I think perhaps the best way to describe the actor, comedian and writer Russell Brand is as "a Halloween-haired, Sachsgate-enacting, estuary-whining, glitter-lacquered, priapic berk... a tree-hugging, Hindu-tattooed, veggie meditator."
It's the best way, because it happens to be his own description of himself - in a 4,750-word revolutionary rant in this week's issue of the New Statesman, guest-edited by, you guessed, Russell Brand.
The Brand manifesto has caused quite a stir in some circles, not just because of his celebrity and skill in making waves, but because of a probably well-founded suspicion that his anger and contempt directed at the entire political class is widely shared among young people who care about the country they live in but see no way to do anything about it.
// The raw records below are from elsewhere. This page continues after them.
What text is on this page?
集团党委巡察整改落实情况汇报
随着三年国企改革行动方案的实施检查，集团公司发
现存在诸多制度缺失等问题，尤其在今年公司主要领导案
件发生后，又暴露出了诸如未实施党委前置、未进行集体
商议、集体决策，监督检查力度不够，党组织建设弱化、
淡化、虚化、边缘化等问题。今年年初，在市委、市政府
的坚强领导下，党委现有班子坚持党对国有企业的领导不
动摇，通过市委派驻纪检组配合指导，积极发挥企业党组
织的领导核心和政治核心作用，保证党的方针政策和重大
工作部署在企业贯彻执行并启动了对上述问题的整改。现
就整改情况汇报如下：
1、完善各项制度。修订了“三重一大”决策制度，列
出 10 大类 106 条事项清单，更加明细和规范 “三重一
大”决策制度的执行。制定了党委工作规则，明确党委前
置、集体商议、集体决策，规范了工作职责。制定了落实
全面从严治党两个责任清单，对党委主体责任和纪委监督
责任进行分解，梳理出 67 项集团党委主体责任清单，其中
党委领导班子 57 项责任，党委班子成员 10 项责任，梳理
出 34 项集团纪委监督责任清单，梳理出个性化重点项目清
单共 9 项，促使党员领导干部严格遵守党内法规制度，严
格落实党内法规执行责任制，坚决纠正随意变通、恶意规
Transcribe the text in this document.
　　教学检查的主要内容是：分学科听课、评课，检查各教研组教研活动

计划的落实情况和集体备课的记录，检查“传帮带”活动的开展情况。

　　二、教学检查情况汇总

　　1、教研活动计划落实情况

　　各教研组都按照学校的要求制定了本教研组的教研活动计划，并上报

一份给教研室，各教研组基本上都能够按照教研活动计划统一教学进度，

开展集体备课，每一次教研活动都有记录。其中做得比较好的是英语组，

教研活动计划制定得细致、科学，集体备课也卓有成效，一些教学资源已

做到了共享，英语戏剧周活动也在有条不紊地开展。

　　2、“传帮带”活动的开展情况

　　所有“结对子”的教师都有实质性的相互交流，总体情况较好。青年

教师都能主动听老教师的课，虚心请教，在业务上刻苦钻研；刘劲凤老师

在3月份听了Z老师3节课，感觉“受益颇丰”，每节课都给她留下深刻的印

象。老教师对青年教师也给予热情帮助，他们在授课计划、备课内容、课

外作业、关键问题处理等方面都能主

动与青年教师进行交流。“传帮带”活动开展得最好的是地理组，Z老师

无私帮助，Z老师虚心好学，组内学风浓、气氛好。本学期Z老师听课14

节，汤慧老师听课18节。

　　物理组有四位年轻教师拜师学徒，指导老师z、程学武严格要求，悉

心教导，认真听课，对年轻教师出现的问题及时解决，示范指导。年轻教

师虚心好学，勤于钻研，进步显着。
I imagine there are a lot of people who can identify with the Brand view of politics: "Like most people I regard politicians as frauds and liars and the current political system as nothing more than a bureaucratic means for furthering the augmentation and advantages of economic elites."
So I propose to take what he says seriously - which may be a mistake, but what the hell. A lot of it will be curiously familiar to anyone who remembers, as I do, the hippies of the 1960s: "Make love, not war... down with the man... Power to the people." Beguiling, attractive slogans, with their wonderful certainty that there are simple answers to complex questions.
What Brand says is not only daft but dangerous. It's dangerous because he is a clever man with influence, and when he says: "Apathy is a rational reaction to a system that no longer represents, hears or addresses the vast majority of people", there is a real risk that some people - especially young people - will take him seriously.
The core of his message is: "I will never vote and I don't think you should, either." He presents it as a message of hope, when in fact it is precisely the opposite. It is a message of despair.
Voting doesn't change anything? Tell that to the millions of Americans with no health insurance who, once the Obama administration have sorted out their IT problems, will, for the first time, have access to decent health care. They wouldn't have it if no one had bothered to vote.
Tell all those tens of thousands of British workers on the minimum wage (yes, I know, it's disgracefully inadequate, but it's still better than no minimum wage at all), introduced in the face of fierce opposition by a Labour government after the Blair victory of 1997. And it wouldn't have happened if no one had bothered to vote.
Tell the millions of black South Africans who voted for the ANC in 1994 and elected Nelson Mandela as their president. It wouldn't have happened if they hadn't bothered to vote.
Apathy is cowardice. It's a way of saying "I take no responsibility for what happens in my country." I can understand people being reluctant to vote because they feel a sense of disgust, but the rational reaction to that is not apathy, but to find candidates -- or become a candidate -- in whom one is more prepared to have faith.
Brand brands himself a revolutionary. "Revolt in whatever way we want, with the spontaneity of the London rioters, with the certainty and willingness to die of religious fundamentalists or with the twinkling mischief of the trickster... Take to the streets, together, with the understanding that the feeling that you aren't being heard or seen or represented isn't psychosis; it's government policy."
I wonder if he's noticed what's happening in Egypt, or Tunisia, or Libya, where hundreds of thousands of excited revolutionaries took to the streets to topple hated dictatorships. They achieved their goal - and then what? So far, it's not easy to argue that what has followed is any better than what went before. I would have thought that the lure of the barricades might have taken a bit of a knock - but perhaps careful consideration of other peoples' experiences is not Brand's style.
In a hilarious, but also deeply depressing, interview with Jeremy Paxman on Newsnight on Wednesday night, he demonstrated his utter inability to offer any concrete example of what he believes we should do instead of vote. He wants fundamental change but has no idea how to achieve it.
The closest he comes in his New Statesman manifesto is: "To genuinely make a difference, we must become different; make the tiny, longitudinal shift. Meditate, direct our love indiscriminately and our condemnation exclusively at those with power." At which point, I can merely offer another quote from the same piece: "First and foremost I want to have a f***ing laugh."
Indeed. And here's what worries me most. If Russell Brand was content to be a highly successful comedian, a jester with a pig's bladder and bells on his multi-coloured hat, I'd leave him alone with his mashed-up mind and pantechnicon of platitudes. (Oh yes, I too can write as if I've swallowed a thesaurus - it's neither as difficult, nor as impressive, as Brand seems to think.)
But by writing thousands of words of political junk in a respected weekly magazine, he sets himself up as someone with something to contribute to an important debate. The truth is that he has nothing to contribute, other than the self-satisfied smirk of a man who knows he'll never go hungry or be without a home.
If he really wanted to encourage the development of a genuinely revolutionary movement, he would start organising one. He would knuckle down to do really, really boring things, like handing out leaflets on street corners, lanching petitions, holding meetings, just like the early trades unionists and labour activists he professes to admire so much.
But of course that's not what he's about. "First and foremost I want to have a f***ing laugh." Which is fine, as long as no one is tempted, even for a moment, to take him seriously.